Transgender advocates are bashing State Farm insurance commercials featuring NBA players dressed in drag as “painful” to transgender people.

According to The Washington Times, Susan Maasch of the Transgender Youth Equality Foundation said:

Some insist that drag is simply entertainment, but to use something that’s sort of an entertainment factor, or poking fun, or laughing about gender or nonconforming behavior or gender variance or anything like that is pretty painful to anybody who really is marginalized.

Maasch and her organization are offended by a series of State Farm commercials entitled “Meet the Hoopers” that show seven-foot Los Angeles Clippers star DeAndre Jordan as the “mom” of a fictional family dressed in a blonde wig, earrings, and women’s clothing.

“I do think the comparison [to blackface] is valid,” Maasch said, referring to early 1900s minstrel shows featuring white actors wearing blackface paint. “I do think it’s certainly valid when you listen to the voices of people who are affected by it. We do hear it a lot. We really do.”

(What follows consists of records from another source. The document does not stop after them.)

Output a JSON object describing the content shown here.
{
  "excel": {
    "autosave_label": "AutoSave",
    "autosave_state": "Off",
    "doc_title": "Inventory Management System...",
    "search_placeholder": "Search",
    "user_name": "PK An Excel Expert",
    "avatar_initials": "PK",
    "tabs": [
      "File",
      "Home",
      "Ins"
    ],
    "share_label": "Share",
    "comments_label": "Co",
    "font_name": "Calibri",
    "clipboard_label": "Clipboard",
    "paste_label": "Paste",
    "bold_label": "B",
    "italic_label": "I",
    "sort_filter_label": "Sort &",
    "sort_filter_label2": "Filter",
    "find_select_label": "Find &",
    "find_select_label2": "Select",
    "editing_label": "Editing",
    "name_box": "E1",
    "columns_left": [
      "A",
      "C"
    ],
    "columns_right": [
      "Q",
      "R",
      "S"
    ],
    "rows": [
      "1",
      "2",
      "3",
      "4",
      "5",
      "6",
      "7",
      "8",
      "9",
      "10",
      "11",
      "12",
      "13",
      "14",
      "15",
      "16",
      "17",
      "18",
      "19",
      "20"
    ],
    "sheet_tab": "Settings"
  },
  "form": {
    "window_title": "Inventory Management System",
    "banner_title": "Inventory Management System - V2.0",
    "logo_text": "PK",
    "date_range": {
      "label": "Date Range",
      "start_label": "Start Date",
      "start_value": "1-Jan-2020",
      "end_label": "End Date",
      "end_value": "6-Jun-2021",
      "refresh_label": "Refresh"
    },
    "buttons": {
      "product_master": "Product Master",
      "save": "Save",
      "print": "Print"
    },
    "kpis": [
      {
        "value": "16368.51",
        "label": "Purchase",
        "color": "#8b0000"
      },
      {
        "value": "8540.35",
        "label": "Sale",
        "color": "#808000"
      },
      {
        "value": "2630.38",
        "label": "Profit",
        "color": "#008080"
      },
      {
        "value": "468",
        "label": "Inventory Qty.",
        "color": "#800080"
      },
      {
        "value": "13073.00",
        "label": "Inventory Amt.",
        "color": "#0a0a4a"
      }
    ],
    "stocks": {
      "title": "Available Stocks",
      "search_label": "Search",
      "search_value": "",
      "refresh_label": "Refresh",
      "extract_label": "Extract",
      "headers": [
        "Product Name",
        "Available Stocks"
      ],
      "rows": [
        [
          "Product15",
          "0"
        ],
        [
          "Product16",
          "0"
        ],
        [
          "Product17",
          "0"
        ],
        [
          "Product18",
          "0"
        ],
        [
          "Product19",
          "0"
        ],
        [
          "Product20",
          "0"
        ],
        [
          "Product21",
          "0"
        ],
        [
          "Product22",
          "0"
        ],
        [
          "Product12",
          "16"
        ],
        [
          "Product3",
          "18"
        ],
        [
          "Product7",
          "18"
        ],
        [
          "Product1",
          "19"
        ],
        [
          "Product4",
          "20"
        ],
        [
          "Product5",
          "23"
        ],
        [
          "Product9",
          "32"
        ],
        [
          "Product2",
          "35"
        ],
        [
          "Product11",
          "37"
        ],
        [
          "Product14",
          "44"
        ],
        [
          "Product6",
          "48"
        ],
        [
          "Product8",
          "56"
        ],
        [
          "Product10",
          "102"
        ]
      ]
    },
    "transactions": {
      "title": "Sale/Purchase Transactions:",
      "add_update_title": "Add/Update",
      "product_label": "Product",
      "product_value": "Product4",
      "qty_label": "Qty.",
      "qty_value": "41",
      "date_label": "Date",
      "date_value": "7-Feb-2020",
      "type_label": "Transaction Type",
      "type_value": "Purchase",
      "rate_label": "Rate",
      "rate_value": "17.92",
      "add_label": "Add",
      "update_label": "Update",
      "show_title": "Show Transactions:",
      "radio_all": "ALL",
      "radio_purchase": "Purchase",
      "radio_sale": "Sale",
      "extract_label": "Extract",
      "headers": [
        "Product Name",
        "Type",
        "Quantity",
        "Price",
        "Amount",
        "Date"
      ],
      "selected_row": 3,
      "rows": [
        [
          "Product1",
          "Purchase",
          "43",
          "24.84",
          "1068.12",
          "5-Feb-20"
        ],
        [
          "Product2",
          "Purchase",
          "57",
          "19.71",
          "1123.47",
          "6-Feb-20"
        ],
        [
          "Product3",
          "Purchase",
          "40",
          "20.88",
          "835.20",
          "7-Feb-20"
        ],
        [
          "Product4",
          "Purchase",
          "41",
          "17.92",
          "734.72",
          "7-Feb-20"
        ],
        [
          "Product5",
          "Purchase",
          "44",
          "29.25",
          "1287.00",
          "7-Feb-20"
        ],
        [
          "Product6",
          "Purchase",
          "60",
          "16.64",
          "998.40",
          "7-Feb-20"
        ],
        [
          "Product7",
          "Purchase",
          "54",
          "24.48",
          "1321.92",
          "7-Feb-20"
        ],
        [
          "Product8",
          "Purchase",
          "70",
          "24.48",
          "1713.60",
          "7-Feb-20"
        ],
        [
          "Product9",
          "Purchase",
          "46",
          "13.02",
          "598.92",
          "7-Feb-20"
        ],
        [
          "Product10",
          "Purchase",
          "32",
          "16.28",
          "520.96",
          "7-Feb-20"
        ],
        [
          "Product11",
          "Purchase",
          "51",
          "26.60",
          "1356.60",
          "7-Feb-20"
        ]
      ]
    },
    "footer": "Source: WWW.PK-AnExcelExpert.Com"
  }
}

However, NBA stars have been dressing up in women’s clothes for commercial purposes for decades.

In 1990, former NBA great Larry Johnson donned a wig and a flower-laden gown in a series of Converse Aeroglide basketball shoe commercials.

A generation of Americans, young and old, thought fondly of Larry Johnson’s portrayal of “Grandmama.”

In 2012, much-beloved NBA legend Charles Barkley wore a wig and a black dress in a Weight Watchers Commercial. And, again, there were no transgender activists calling for boycotts of Weight Watchers.

However, Maasch believes that these kinds of campaigns are “hurtful” and help perpetuate the idea that it is acceptable to deride those who look or dress differently.

“It’s amazing to me that any company now, with all that’s going on in the sensitivity for transgender people, and the bills that are going on everywhere and causing a lot of anger, that they would do anything that could be insensitive that way,” Ms. Maasch said. “It’s a bad choice — probably a bad choice that they didn’t think out very well. And it is hurtful.”

State Farm, for its part, said in a statement that it “was never [their] intent to offend anyone.”

“Our goal with this specific campaign was to appeal to NBA fans by highlighting fun interactions between players off the court,” the company said according to The Washington Times.

Coincidentally, the NBA has threatened to move its 2017 All-Star Game out of Charlotte, North Carolina, in response to that state’s law banning people from using public facilities of the opposite sex.

“The NBA is dedicated to creating an inclusive environment for all who attend our games and events,” the NBA said in a statement, adding, “We are deeply concerned that this discriminatory law runs counter to our guiding principles of equality and mutual respect and do not yet know what impact it will have on our ability to successfully host the 2017 All-Star Game in Charlotte.”